‘Social Cost' of Carbon emissions rises dramatically

The ‘social cost’ of carbon – the economic damage it causes - has risen dramatically. A study recently found that the social cost of carbon rises by over two percent each year. These findings, published in Nature Climate Change, are based on an extensive analysis spanning four decades of research.

The ‘social cost of carbon’ is the cost that economies face from the release of carbon into the atmosphere. The cost can be calculated by carbon’s effect on human health and welfare, agricultural productivity, sea level rise leading to property damage and destruction, desertification, changes in energy consumption, and declines in labor productivity.

The research, which analyzed over 5,900 estimates from 207 papers published before 2022, used innovative statistical methods such as meta-analysis and found that, whereas 20 years ago economists tended to advocate a modest carbon tax, they now need to argue for a much more stringent climate policy. This is primarily because the assessment of climate change and its impacts have become much more pessimistic over time.

Professor Richard Tol, Professor of Economics at the University of Sussex Business School, says that the implications of these findings for climate policy are significant. The central estimate is that the social cost of carbon becomes 2.2 percent larger every year. “We have found that every ton of carbon is four times as damaging now as it was 10 years ago.”

The study underscores the need to intensify efforts to reduce greenhouse gas emissions and reassess the appropriate carbon price. There is often a gap between the announced emissions targets and the policies supposed to achieve the targets.

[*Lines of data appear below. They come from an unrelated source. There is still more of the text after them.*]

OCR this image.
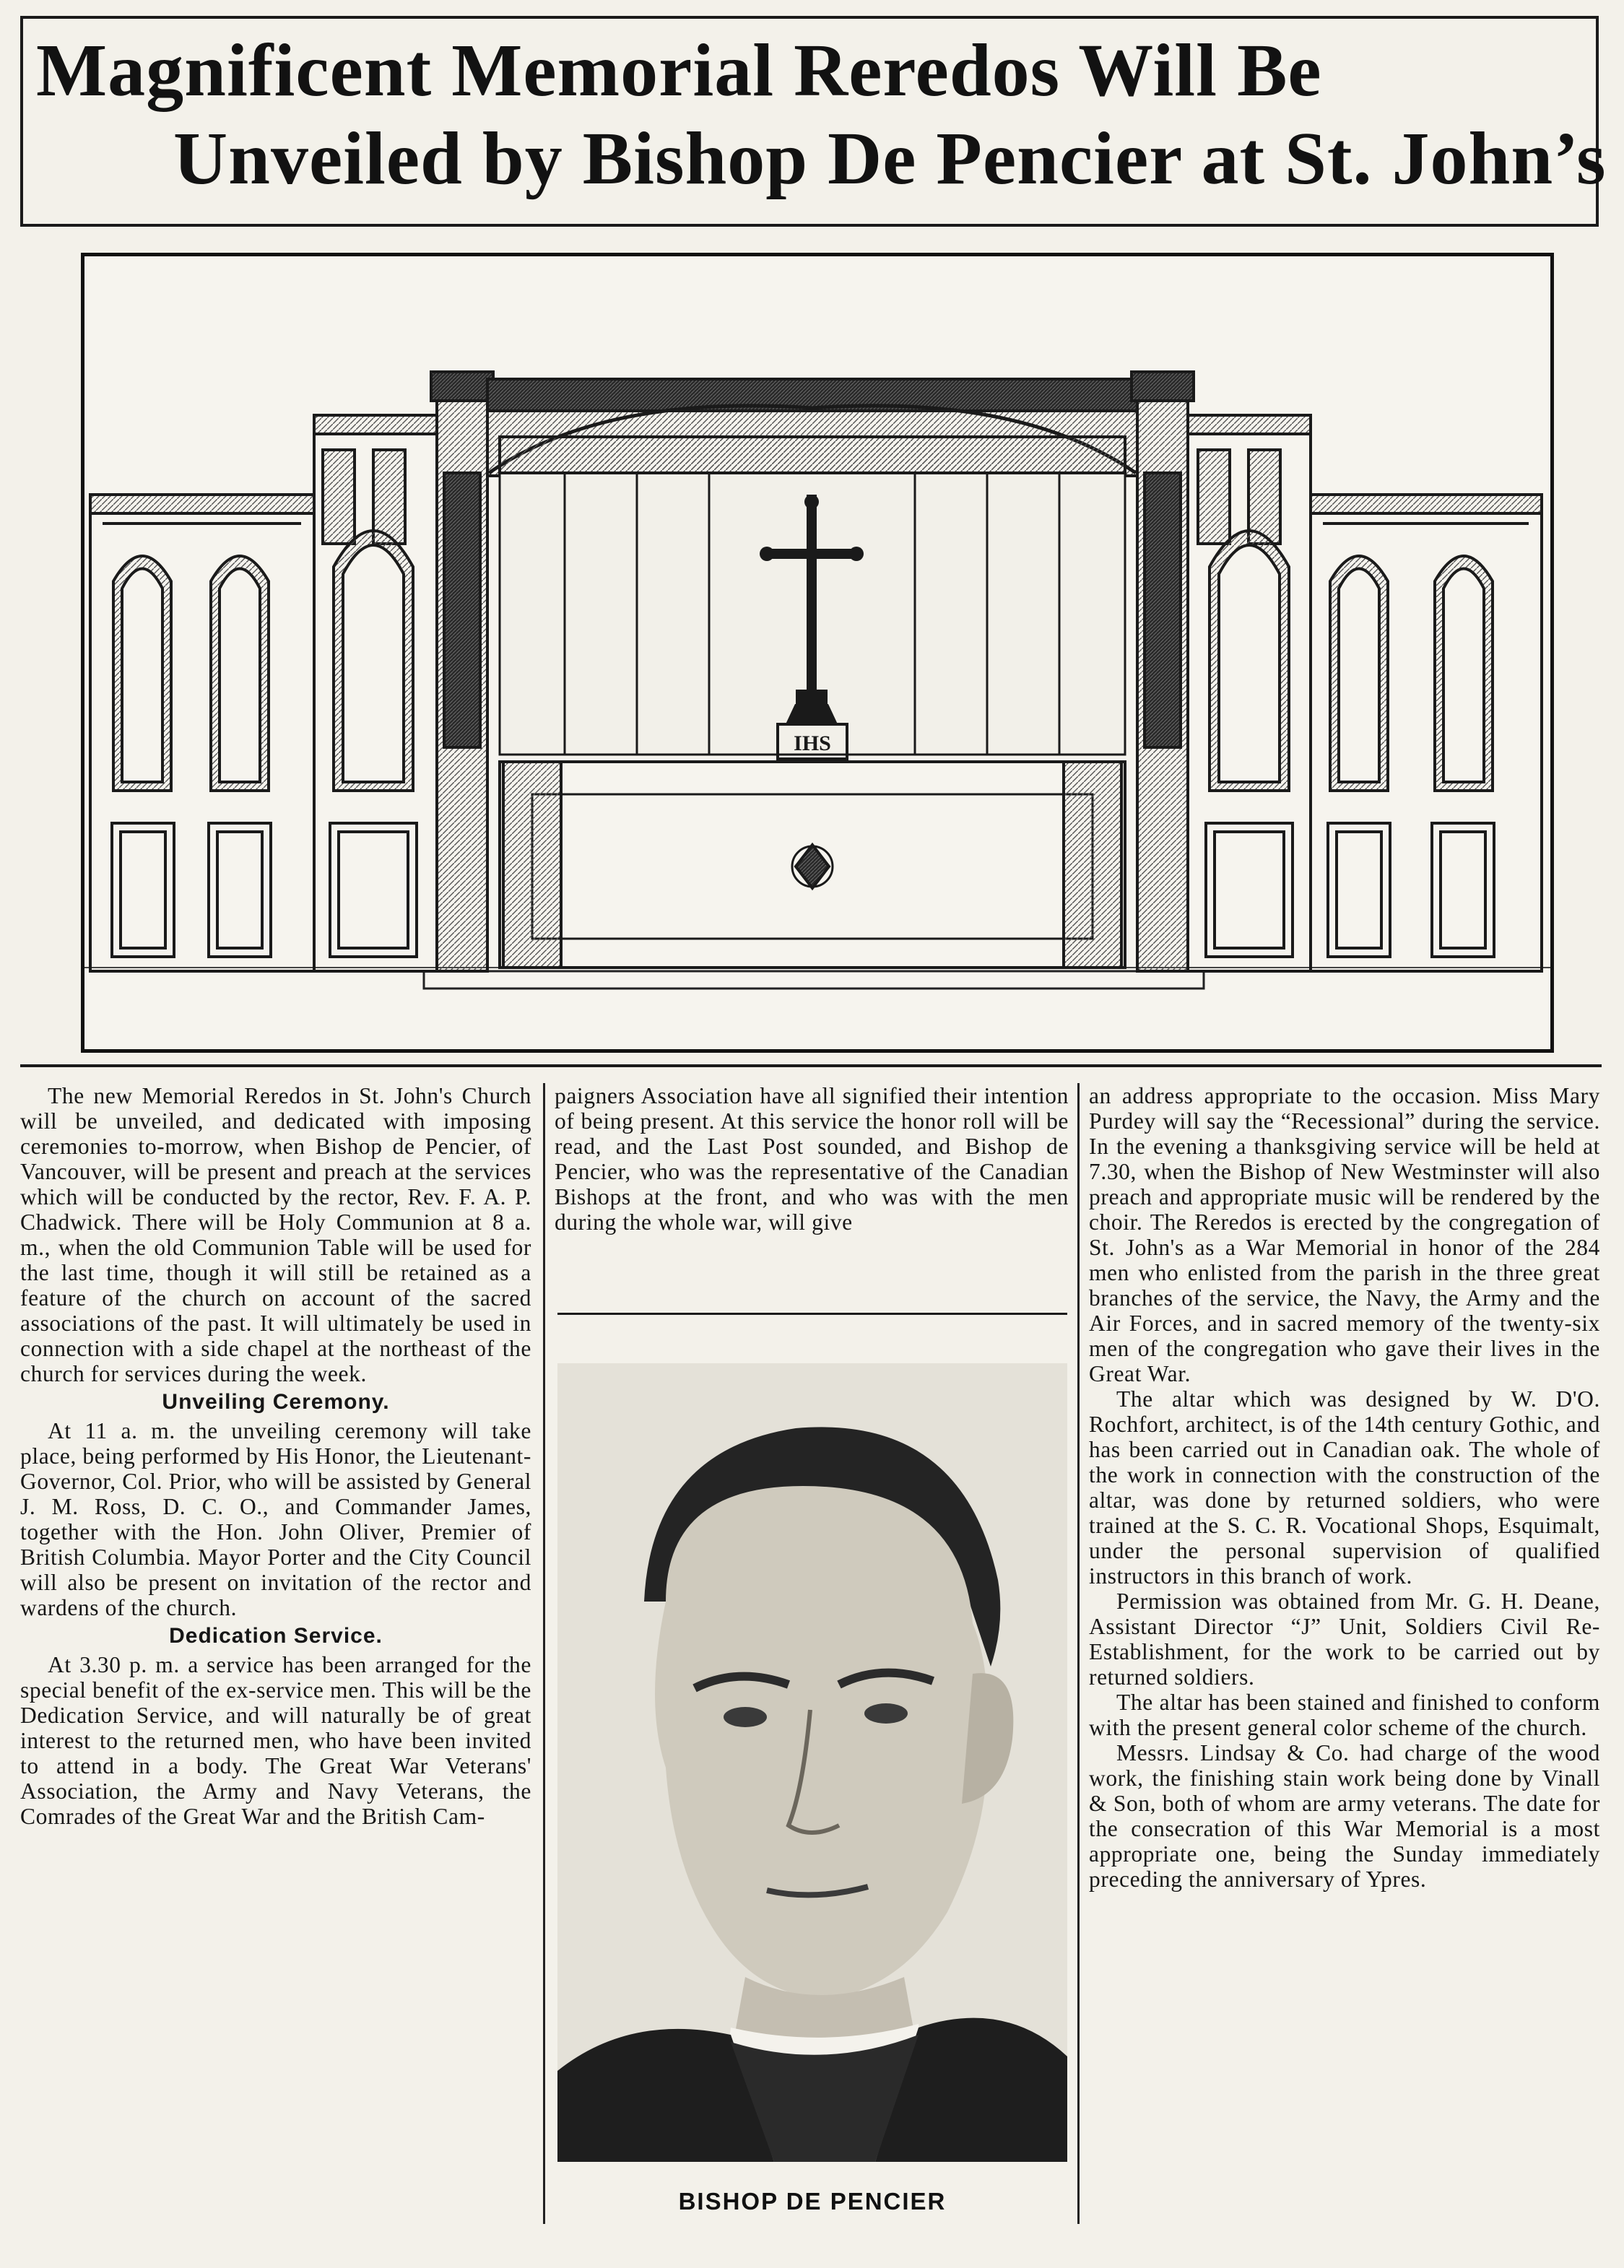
Magnificent Memorial Reredos Will Be
Unveiled by Bishop De Pencier at St. John’s
IHS

The new Memorial Reredos in St. John's Church will be unveiled, and dedicated with imposing ceremonies to-morrow, when Bishop de Pencier, of Vancouver, will be present and preach at the services which will be conducted by the rector, Rev. F. A. P. Chadwick. There will be Holy Communion at 8 a. m., when the old Communion Table will be used for the last time, though it will still be retained as a feature of the church on account of the sacred associations of the past. It will ultimately be used in connection with a side chapel at the northeast of the church for services during the week.

Unveiling Ceremony.

At 11 a. m. the unveiling ceremony will take place, being performed by His Honor, the Lieutenant-Governor, Col. Prior, who will be assisted by General J. M. Ross, D. C. O., and Commander James, together with the Hon. John Oliver, Premier of British Columbia. Mayor Porter and the City Council will also be present on invitation of the rector and wardens of the church.

Dedication Service.

At 3.30 p. m. a service has been arranged for the special benefit of the ex-service men. This will be the Dedication Service, and will naturally be of great interest to the returned men, who have been invited to attend in a body. The Great War Veterans' Association, the Army and Navy Veterans, the Comrades of the Great War and the British Cam-

paigners Association have all signified their intention of being present. At this service the honor roll will be read, and the Last Post sounded, and Bishop de Pencier, who was the representative of the Canadian Bishops at the front, and who was with the men during the whole war, will give

BISHOP DE PENCIER

an address appropriate to the occasion. Miss Mary Purdey will say the “Recessional” during the service. In the evening a thanksgiving service will be held at 7.30, when the Bishop of New Westminster will also preach and appropriate music will be rendered by the choir. The Reredos is erected by the congregation of St. John's as a War Memorial in honor of the 284 men who enlisted from the parish in the three great branches of the service, the Navy, the Army and the Air Forces, and in sacred memory of the twenty-six men of the congregation who gave their lives in the Great War.

The altar which was designed by W. D'O. Rochfort, architect, is of the 14th century Gothic, and has been carried out in Canadian oak. The whole of the work in connection with the construction of the altar, was done by returned soldiers, who were trained at the S. C. R. Vocational Shops, Esquimalt, under the personal supervision of qualified instructors in this branch of work.

Permission was obtained from Mr. G. H. Deane, Assistant Director “J” Unit, Soldiers Civil Re-Establishment, for the work to be carried out by returned soldiers.

The altar has been stained and finished to conform with the present general color scheme of the church.

Messrs. Lindsay & Co. had charge of the wood work, the finishing stain work being done by Vinall & Son, both of whom are army veterans. The date for the consecration of this War Memorial is a most appropriate one, being the Sunday immediately preceding the anniversary of Ypres.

Besides raising the social cost of carbon, and the recommended carbon price, policymakers should focus on raising the actual price of carbon.

“Therefore, this paper justifies a major strengthening of climate policy than the one that we have in Europe and North America, and calls for other countries, particularly China and India to up their climate game.”

There are, as the researchers point out, a number of different estimates of the social cost of carbon, and these vary because of different assumptions about future emissions. However, on average, these predictions have become much more pessimistic as the reality of climate change sets in. For example, climate impacts are unpredictable, and the impacts of moving from 1.5 degrees C to 2 degrees C are much greater than an increase from 0.5 degrees C to 1 degree C. This has, as the study suggests, increased the cost of carbon significantly as the impact on everything from agriculture to health sets in.